Подумал маленько. Затылок при девушке, хоть и кривоногой, чесать не стал. Говорю:
 - Пойдём. У меня пока посидишь. Ляля спит ещё, поэтому тихо. Поешь, согреешься, а там и гонщик твой вернётся.
 Долго уговаривать её не пришлось, быстрее меня они с котом в мою квартиру прошмыгнули и сразу на кухню. Мол, обещал накормить – корми.
Поставил я перед ними паштет из гусиной печёнки, сыр, колбасу, булку, чаю заварил свежего, а она этого шкилета лупоглазого на колени да давай булку ему намазывать да кормить. А тот гордый, гордый, а жрёт больше, чем Рогатка. Давится аж. Не то, чтобы паштета печёночного жалко, но чтобы с такой скоростью люди и коты употребляли колбаску с паштетиком поутру… И чай хлебают оба так, что одна аж чуть край у чашки не откусила, а другой аж закашливается, бедный. Лакает так, точно от собаки пробежал полгорода. А сам урчит.
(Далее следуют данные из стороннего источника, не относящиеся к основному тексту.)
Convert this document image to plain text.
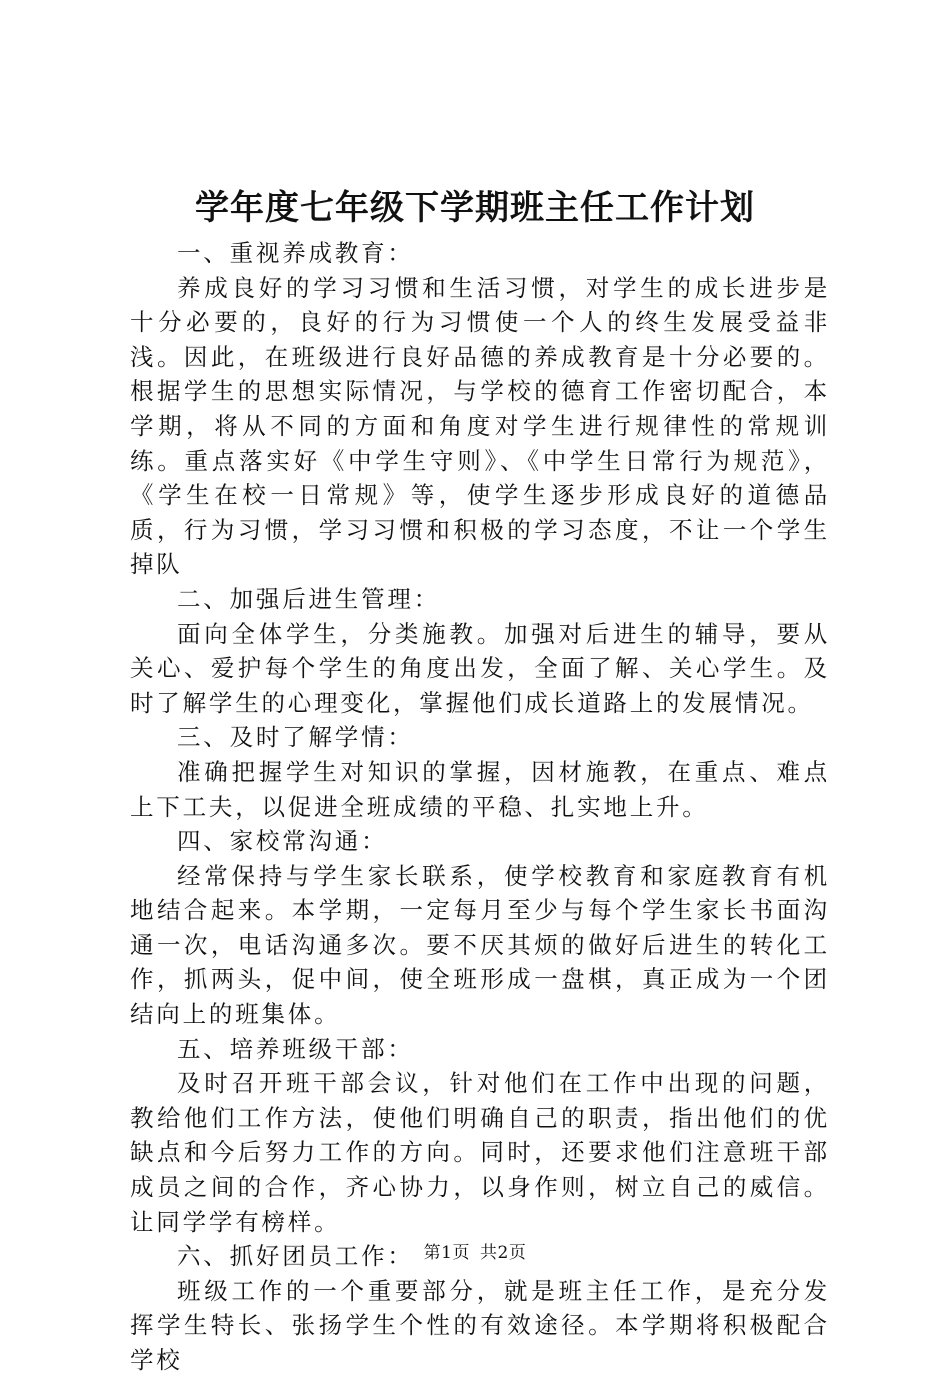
学年度七年级下学期班主任工作计划

一、重视养成教育：

养成良好的学习习惯和生活习惯，对学生的成长进步是十分必要的，良好的行为习惯使一个人的终生发展受益非浅。因此，在班级进行良好品德的养成教育是十分必要的。根据学生的思想实际情况，与学校的德育工作密切配合，本学期，将从不同的方面和角度对学生进行规律性的常规训练。重点落实好《中学生守则》、《中学生日常行为规范》，《学生在校一日常规》等，使学生逐步形成良好的道德品质，行为习惯，学习习惯和积极的学习态度，不让一个学生掉队

二、加强后进生管理：

面向全体学生，分类施教。加强对后进生的辅导，要从关心、爱护每个学生的角度出发，全面了解、关心学生。及时了解学生的心理变化，掌握他们成长道路上的发展情况。

三、及时了解学情：

准确把握学生对知识的掌握，因材施教，在重点、难点上下工夫，以促进全班成绩的平稳、扎实地上升。

四、家校常沟通：

经常保持与学生家长联系，使学校教育和家庭教育有机地结合起来。本学期，一定每月至少与每个学生家长书面沟通一次，电话沟通多次。要不厌其烦的做好后进生的转化工作，抓两头，促中间，使全班形成一盘棋，真正成为一个团结向上的班集体。

五、培养班级干部：

及时召开班干部会议，针对他们在工作中出现的问题，教给他们工作方法，使他们明确自己的职责，指出他们的优缺点和今后努力工作的方向。同时，还要求他们注意班干部成员之间的合作，齐心协力，以身作则，树立自己的威信。让同学学有榜样。

六、抓好团员工作：

班级工作的一个重要部分，就是班主任工作，是充分发挥学生特长、张扬学生个性的有效途径。本学期将积极配合学校

第1页 共2页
Когда они съели весь паштет, колбасу и сыр, вроде успокоились. Сгущёнку я предлагать им уже не стал, но чувствую, что и кот, и Рогатка не наелись. Уж кот-то точно. В того, как в пустой чулок, пихай и пихай. Столько гусей ещё не вырастили, чтобы печёнку из них на паштеты вынуть, сколько он сожрать может. Уж лучше бы он на помойке жил. А то подобрали, облагоденствовали - сиди теперь на привязи, как собака, да с голоду пухни. Так и завыть не долго. А, может быть, они и проводили зооэксперимент, делали из кота собаку; не зря же на верёвке выгуливали. 
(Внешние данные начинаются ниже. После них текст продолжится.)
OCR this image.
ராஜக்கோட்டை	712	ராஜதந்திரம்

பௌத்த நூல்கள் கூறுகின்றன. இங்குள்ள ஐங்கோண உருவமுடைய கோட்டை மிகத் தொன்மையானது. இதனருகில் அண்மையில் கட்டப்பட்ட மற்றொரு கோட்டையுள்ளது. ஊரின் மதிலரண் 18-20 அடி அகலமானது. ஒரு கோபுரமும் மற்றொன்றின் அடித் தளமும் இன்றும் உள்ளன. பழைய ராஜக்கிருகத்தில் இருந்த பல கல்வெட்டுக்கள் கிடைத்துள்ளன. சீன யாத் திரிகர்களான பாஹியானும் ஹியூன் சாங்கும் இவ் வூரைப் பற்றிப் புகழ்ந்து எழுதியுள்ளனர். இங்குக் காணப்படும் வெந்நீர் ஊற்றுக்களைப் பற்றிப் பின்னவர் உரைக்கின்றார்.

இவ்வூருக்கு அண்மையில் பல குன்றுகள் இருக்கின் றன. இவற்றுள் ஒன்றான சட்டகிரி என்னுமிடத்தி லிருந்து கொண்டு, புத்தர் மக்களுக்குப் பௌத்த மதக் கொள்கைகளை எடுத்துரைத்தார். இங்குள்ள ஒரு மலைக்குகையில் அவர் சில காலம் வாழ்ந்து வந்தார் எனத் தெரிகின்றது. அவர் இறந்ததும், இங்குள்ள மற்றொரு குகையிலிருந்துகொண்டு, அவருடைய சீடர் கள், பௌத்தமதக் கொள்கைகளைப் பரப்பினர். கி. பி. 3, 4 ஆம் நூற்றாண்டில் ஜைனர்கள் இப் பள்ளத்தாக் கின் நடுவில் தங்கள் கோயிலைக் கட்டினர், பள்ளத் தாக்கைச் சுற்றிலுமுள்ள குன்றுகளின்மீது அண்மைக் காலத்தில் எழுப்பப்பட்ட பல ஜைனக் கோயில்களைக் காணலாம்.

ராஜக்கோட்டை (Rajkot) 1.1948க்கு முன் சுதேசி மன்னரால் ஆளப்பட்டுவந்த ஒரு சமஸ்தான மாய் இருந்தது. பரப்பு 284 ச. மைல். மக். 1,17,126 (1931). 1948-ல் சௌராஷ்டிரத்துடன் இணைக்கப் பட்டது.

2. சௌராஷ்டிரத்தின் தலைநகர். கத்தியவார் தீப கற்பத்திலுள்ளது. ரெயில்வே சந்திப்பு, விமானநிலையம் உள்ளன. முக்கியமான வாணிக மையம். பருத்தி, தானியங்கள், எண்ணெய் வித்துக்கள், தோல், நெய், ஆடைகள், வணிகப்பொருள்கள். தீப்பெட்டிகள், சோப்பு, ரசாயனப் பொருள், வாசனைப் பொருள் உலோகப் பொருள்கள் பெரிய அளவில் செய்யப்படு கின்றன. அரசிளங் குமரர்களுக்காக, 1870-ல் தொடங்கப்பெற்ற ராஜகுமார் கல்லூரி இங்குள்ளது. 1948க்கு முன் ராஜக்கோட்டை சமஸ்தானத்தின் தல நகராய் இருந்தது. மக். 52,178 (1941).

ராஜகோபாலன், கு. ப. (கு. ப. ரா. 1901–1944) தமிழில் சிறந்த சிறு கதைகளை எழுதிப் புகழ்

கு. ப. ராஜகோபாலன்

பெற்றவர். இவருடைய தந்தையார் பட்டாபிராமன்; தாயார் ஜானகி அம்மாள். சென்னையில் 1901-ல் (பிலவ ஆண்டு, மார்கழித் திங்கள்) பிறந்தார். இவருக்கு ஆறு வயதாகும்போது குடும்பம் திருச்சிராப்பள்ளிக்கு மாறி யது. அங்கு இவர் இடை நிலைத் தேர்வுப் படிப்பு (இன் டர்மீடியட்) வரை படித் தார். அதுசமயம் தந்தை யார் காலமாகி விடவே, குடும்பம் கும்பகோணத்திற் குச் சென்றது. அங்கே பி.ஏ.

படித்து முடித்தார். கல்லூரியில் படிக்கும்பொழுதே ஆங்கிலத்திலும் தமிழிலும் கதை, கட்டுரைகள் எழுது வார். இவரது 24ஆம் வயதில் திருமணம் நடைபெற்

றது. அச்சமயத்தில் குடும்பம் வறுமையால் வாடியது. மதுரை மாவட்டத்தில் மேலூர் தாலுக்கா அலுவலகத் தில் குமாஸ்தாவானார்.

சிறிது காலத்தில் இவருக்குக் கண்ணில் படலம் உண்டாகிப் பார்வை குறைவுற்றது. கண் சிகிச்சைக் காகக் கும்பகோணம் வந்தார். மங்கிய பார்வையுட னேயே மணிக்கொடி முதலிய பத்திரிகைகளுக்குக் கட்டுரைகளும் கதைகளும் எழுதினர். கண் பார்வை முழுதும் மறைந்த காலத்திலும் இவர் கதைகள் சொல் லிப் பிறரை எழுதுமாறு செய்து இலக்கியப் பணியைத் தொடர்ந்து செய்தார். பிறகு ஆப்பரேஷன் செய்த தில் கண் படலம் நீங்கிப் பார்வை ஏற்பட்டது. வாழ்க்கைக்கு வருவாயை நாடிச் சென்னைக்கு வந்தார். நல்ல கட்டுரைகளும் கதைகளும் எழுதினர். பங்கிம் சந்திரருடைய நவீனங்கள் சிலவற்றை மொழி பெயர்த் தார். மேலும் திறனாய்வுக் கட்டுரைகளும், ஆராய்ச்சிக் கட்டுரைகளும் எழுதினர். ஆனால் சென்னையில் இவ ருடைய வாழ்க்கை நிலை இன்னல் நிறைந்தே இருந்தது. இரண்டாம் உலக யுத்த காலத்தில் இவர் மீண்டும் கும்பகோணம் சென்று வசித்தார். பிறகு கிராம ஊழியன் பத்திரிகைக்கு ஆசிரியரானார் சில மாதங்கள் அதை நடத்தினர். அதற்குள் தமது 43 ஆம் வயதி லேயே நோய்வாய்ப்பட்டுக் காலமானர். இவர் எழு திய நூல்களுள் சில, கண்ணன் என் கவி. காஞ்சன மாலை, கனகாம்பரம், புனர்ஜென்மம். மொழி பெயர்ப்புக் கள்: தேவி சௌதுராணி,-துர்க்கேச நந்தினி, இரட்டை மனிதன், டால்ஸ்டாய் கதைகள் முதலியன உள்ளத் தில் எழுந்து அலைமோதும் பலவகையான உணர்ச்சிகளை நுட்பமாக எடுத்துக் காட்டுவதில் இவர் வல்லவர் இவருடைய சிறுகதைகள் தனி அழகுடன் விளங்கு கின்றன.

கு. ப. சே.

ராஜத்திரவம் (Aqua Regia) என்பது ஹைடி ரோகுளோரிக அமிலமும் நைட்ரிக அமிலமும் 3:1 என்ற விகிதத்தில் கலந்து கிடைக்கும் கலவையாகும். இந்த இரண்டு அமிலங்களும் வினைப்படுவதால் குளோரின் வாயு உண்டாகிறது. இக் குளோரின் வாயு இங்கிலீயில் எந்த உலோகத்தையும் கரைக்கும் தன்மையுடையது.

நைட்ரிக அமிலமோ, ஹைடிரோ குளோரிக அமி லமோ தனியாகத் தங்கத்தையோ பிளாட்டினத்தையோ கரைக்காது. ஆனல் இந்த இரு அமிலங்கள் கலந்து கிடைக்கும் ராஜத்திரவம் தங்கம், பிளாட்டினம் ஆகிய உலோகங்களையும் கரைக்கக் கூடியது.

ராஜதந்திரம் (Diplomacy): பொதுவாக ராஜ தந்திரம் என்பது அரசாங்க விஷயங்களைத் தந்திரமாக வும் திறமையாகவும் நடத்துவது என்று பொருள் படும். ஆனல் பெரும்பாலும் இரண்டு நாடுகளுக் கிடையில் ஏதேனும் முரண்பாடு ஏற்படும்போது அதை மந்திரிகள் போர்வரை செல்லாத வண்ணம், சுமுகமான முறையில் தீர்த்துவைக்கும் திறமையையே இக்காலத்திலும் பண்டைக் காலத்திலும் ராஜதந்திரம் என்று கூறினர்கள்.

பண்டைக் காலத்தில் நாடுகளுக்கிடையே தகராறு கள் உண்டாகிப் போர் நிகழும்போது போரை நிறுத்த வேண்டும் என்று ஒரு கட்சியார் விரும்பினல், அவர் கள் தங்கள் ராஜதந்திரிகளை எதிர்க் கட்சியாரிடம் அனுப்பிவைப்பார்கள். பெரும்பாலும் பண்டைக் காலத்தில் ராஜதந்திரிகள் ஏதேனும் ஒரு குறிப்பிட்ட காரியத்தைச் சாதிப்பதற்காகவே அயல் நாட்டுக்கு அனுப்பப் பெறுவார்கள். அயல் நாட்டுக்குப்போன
 А тут и Паша подоспел. «Спасибо, спасибо», - Рогатка говорит, поднимаясь из-за стола и направляясь к двери, а кот затаился и зыркает исподлобья. Наверное, думает, как бы забраться ко мне домой да нажраться до отвала. У архитекторов-то придётся опять на притужальнике сидеть. Не успела за ними дверь закрыться, как давай снова орать. А что сытым да согретым не поорать?! Видимо, Паша решил компенсировать своё ночное отсутствие, и чтобы не прятать желание в их вечно пустой холодильник, прямо здесь же, у порога, и взял Рогатку за живое, ну а та, видно, кота давай тискать в приступе любовной ярости, иначе чем объяснишь, что кот одновременно с ней блажить стал. И орут так у самых дверей. Пара кашемировых. Волчий член и колбаса. К диплому бы лучше так готовились.
 Если бы не эти Рогаткины театрально-сладострастные стенания по ночам, можно было бы сказать, что лето пролетело незаметно, и листья уже на деревьях созрели, повиснув в жёлто-красной грусти на коричневых ветвях, но этот дуэт… Лето не пролетело, а вытянулось в долгий, как очередь на бесплатный приём к районному терапевту, путь, сопровождаемое еженощными побудками трёх лестничных площадок: у нас – на первом этаже, на втором и на третьем. А когда были открыты окна у этой парочки с котом, не спала вся округа. И бабки ехидно хихикали вслед Рогатке: «Знаем, мол, знаем, отчего довольная такая идёшь, опять ночью с Пашкой забавлялись». А потом: «Быстрее бы уж у неё месячные пошли, что ли. А то эти ночные военные тревоги задолбали уже. Скоро, как солдаты станем – по первому сигналу к бою готовы. Осталось только во дворе ночью построения устроить».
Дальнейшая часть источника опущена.